In June 1861 he went to Jacksonville where the 14th Illinois Volunteers was being organized and was appointed surgeon of the regiment. He served three years in the western armies of Grant and Sherman, reached the grade of major, and was mustered out with the regiment on June 24, 1864.
He is credited with having been a capable surgeon, held in high confidence by the regiment which he served.
After his release from the army he joined a drug firm in Springfield, but the next year he formed a partnership with one of the leading physicians of the city. During his war service he and the regimental chaplain, W. J. Rutledge, of Petersburg, had frequently discussed the project of forming a national association of Union veterans and he now commenced developing it.
He originated the name and wrote the ritual and the constitution with some help from his old regimental friend. Though the early work of organization was done at Springfield, Stephenson's plans met with little favor there, and it was at Decatur, Illinois, that Post No. 1 of the Grand Army of the Republic was formed on April 6, 1866.

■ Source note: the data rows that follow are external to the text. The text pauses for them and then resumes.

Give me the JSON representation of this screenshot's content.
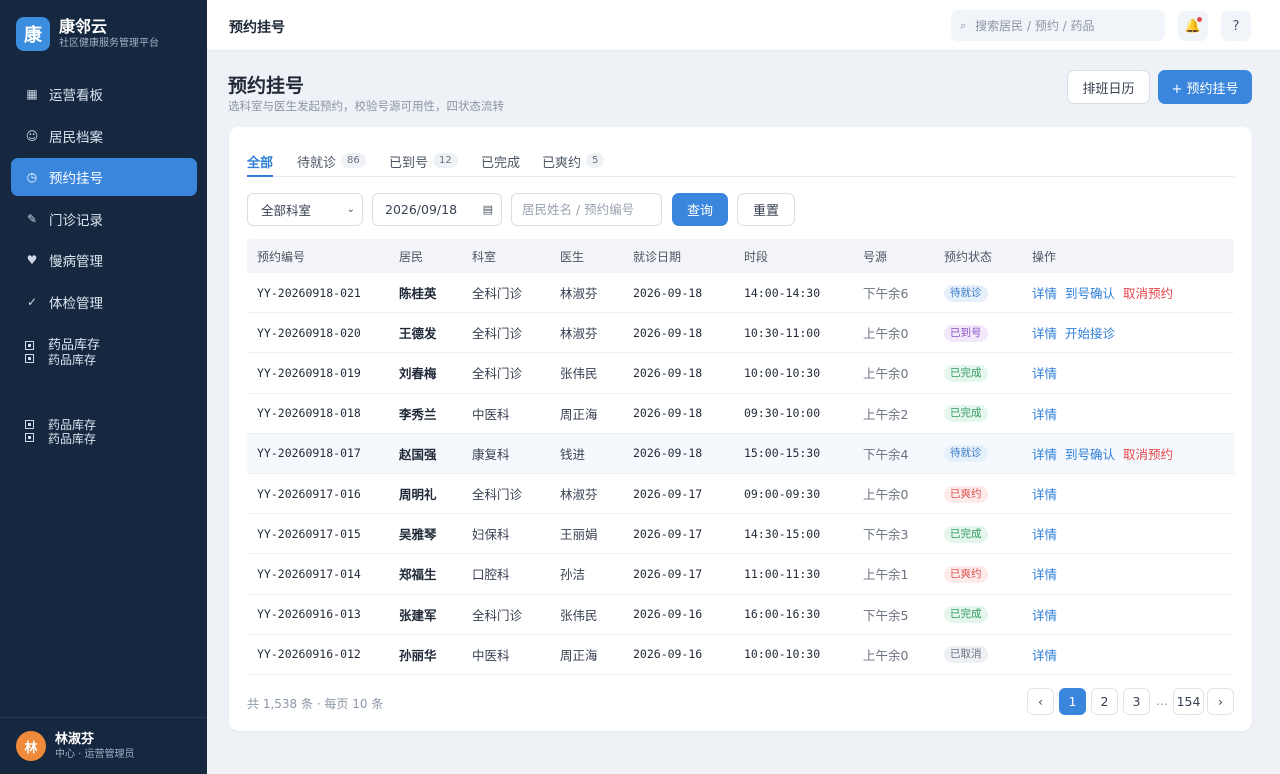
{
  "brand": {
    "logo_char": "康",
    "name": "康邻云",
    "subtitle": "社区健康服务管理平台"
  },
  "nav": [
    {
      "label": "运营看板",
      "icon": "▦"
    },
    {
      "label": "居民档案",
      "icon": "☺"
    },
    {
      "label": "预约挂号",
      "icon": "◷",
      "active": true
    },
    {
      "label": "门诊记录",
      "icon": "✎"
    },
    {
      "label": "慢病管理",
      "icon": "♥"
    },
    {
      "label": "体检管理",
      "icon": "✓"
    }
  ],
  "nav_extra": [
    {
      "line1": "药品库存",
      "line2": "药品库存"
    },
    {
      "line1": "药品库存",
      "line2": "药品库存"
    }
  ],
  "user": {
    "avatar_char": "林",
    "name": "林淑芬",
    "role": "中心 · 运营管理员"
  },
  "topbar": {
    "title": "预约挂号",
    "search_placeholder": "搜索居民 / 预约 / 药品"
  },
  "header": {
    "title": "预约挂号",
    "subtitle": "选科室与医生发起预约，校验号源可用性，四状态流转",
    "calendar_button": "排班日历",
    "new_button": "+ 预约挂号"
  },
  "tabs": [
    {
      "label": "全部",
      "count": ""
    },
    {
      "label": "待就诊",
      "count": "86"
    },
    {
      "label": "已到号",
      "count": "12"
    },
    {
      "label": "已完成",
      "count": ""
    },
    {
      "label": "已爽约",
      "count": "5"
    }
  ],
  "filters": {
    "department": "全部科室",
    "date": "2026/09/18",
    "keyword_placeholder": "居民姓名 / 预约编号",
    "query_button": "查询",
    "reset_button": "重置"
  },
  "table": {
    "columns": [
      "预约编号",
      "居民",
      "科室",
      "医生",
      "就诊日期",
      "时段",
      "号源",
      "预约状态",
      "操作"
    ],
    "rows": [
      {
        "id": "YY-20260918-021",
        "resident": "陈桂英",
        "dept": "全科门诊",
        "doctor": "林淑芬",
        "date": "2026-09-18",
        "slot": "14:00-14:30",
        "source": "下午余6",
        "status": "待就诊",
        "status_type": "wait",
        "actions": [
          "详情",
          "到号确认",
          "取消预约"
        ]
      },
      {
        "id": "YY-20260918-020",
        "resident": "王德发",
        "dept": "全科门诊",
        "doctor": "林淑芬",
        "date": "2026-09-18",
        "slot": "10:30-11:00",
        "source": "上午余0",
        "status": "已到号",
        "status_type": "arrived",
        "actions": [
          "详情",
          "开始接诊"
        ]
      },
      {
        "id": "YY-20260918-019",
        "resident": "刘春梅",
        "dept": "全科门诊",
        "doctor": "张伟民",
        "date": "2026-09-18",
        "slot": "10:00-10:30",
        "source": "上午余0",
        "status": "已完成",
        "status_type": "done",
        "actions": [
          "详情"
        ]
      },
      {
        "id": "YY-20260918-018",
        "resident": "李秀兰",
        "dept": "中医科",
        "doctor": "周正海",
        "date": "2026-09-18",
        "slot": "09:30-10:00",
        "source": "上午余2",
        "status": "已完成",
        "status_type": "done",
        "actions": [
          "详情"
        ]
      },
      {
        "id": "YY-20260918-017",
        "resident": "赵国强",
        "dept": "康复科",
        "doctor": "钱进",
        "date": "2026-09-18",
        "slot": "15:00-15:30",
        "source": "下午余4",
        "status": "待就诊",
        "status_type": "wait",
        "actions": [
          "详情",
          "到号确认",
          "取消预约"
        ],
        "highlight": true
      },
      {
        "id": "YY-20260917-016",
        "resident": "周明礼",
        "dept": "全科门诊",
        "doctor": "林淑芬",
        "date": "2026-09-17",
        "slot": "09:00-09:30",
        "source": "上午余0",
        "status": "已爽约",
        "status_type": "noshow",
        "actions": [
          "详情"
        ]
      },
      {
        "id": "YY-20260917-015",
        "resident": "吴雅琴",
        "dept": "妇保科",
        "doctor": "王丽娟",
        "date": "2026-09-17",
        "slot": "14:30-15:00",
        "source": "下午余3",
        "status": "已完成",
        "status_type": "done",
        "actions": [
          "详情"
        ]
      },
      {
        "id": "YY-20260917-014",
        "resident": "郑福生",
        "dept": "口腔科",
        "doctor": "孙洁",
        "date": "2026-09-17",
        "slot": "11:00-11:30",
        "source": "上午余1",
        "status": "已爽约",
        "status_type": "noshow",
        "actions": [
          "详情"
        ]
      },
      {
        "id": "YY-20260916-013",
        "resident": "张建军",
        "dept": "全科门诊",
        "doctor": "张伟民",
        "date": "2026-09-16",
        "slot": "16:00-16:30",
        "source": "下午余5",
        "status": "已完成",
        "status_type": "done",
        "actions": [
          "详情"
        ]
      },
      {
        "id": "YY-20260916-012",
        "resident": "孙丽华",
        "dept": "中医科",
        "doctor": "周正海",
        "date": "2026-09-16",
        "slot": "10:00-10:30",
        "source": "上午余0",
        "status": "已取消",
        "status_type": "cancel",
        "actions": [
          "详情"
        ]
      }
    ]
  },
  "footer": {
    "summary": "共 1,538 条 · 每页 10 条"
  },
  "pagination": {
    "prev": "‹",
    "pages": [
      "1",
      "2",
      "3"
    ],
    "ellipsis": "…",
    "last": "154",
    "next": "›",
    "current": "1"
  },
  "colors": {
    "primary": "#3a86dd",
    "sidebar": "#16283f",
    "danger": "#e5484d"
  }
}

Here the name, ritual, and constitution were adopted, and Stephenson mustered in the newly elected officers and gave the post a charter, signing himself commander of the department of Illinois. He was grievously disappointed when the representatives of the new society met in Springfield in July 1866 to form a department organization and selected another for the honor of department commander.

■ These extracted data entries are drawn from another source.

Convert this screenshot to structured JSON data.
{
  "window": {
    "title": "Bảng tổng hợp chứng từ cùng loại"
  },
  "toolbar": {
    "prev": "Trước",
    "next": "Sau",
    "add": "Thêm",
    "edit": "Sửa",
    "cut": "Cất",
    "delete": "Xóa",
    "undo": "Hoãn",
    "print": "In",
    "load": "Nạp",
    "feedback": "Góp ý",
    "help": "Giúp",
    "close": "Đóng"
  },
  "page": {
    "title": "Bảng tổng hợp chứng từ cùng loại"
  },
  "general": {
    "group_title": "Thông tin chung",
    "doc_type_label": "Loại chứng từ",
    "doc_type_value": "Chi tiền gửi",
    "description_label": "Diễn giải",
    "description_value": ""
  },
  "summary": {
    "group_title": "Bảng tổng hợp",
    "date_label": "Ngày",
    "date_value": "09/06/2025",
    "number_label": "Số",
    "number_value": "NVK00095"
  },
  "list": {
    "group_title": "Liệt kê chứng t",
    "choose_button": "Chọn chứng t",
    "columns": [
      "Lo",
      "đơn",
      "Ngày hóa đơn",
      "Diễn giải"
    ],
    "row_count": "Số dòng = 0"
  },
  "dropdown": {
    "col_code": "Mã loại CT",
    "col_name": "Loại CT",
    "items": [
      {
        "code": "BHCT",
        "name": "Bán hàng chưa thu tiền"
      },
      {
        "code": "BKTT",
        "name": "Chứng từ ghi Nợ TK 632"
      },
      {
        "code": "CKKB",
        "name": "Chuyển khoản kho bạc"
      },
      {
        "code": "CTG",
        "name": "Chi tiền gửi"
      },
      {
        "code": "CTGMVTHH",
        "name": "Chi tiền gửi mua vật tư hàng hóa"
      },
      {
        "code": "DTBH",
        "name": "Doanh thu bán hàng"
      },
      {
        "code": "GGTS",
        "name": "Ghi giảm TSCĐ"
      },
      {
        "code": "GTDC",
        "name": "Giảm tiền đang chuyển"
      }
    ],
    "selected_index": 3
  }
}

As organizer of the order he had assumed the title of commander-in-chief and in this capacity he issued the call for a national convention to meet at Indianapolis on November 20, 1866. A second disappointment awaited him when Stephen A. Hurlbut was chosen as commander and he was given the subordinate place of adjutant-general.

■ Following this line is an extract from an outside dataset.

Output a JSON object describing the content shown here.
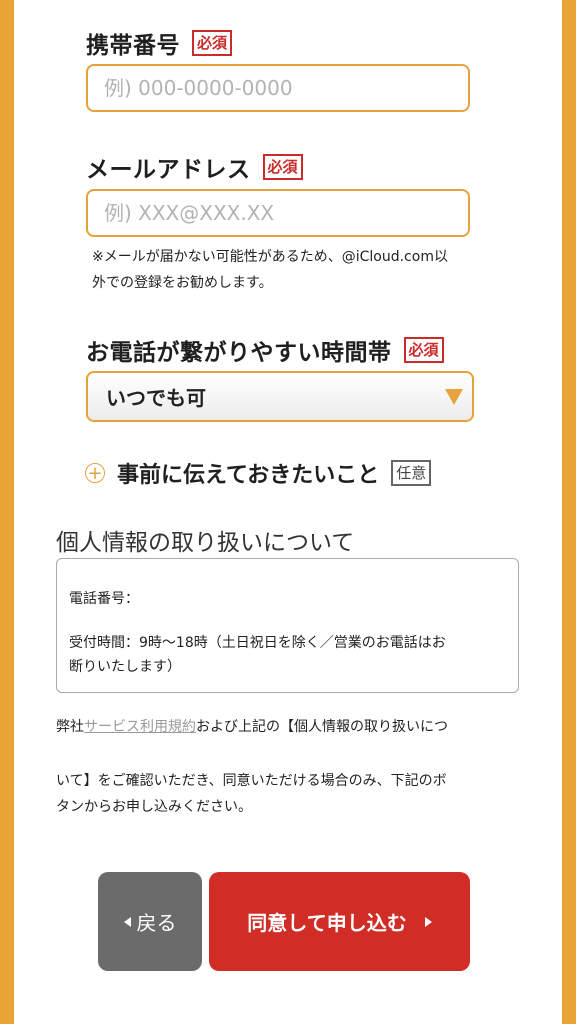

At the second national convention at Philadelphia on January 15, 1868, he failed of election to any office. Though he had conceived and launched the new order it was generally realized that he was not one to make of it a great success.
An enthusiast in a new enterprise, he lacked steadiness of purpose and had a distaste for routine duties and responsibilities. His administration as national adjutant-general was notably inefficient. Through these years the Grand Army had occupied his thoughts to the detriment of everything else. His usefulness as a physician had become seriously impaired without bringing him any substantial return for his sacrifices.
Impoverished, and broken in health and spirit by repeated slights, he moved his family in the winter of 1870-71 to Rock Creek where he died.
Achievements
Benjamin Franklin Stephenson was the founder of the Grand Army of the Republic organization of Union Army veterans and served as it's first Commander-in-Chief. After a decline in the 1870s, it was reorganized and revised, and eventually grew to a peak of 490, 000 veteran members in the 1890. Doctor Stephenson's organization lasted until 1956, when Albert Woolson, the last living Union veteran, passed away.
Connections
On March 30, 1855, he was married at Springfield to Barbara B. Moore.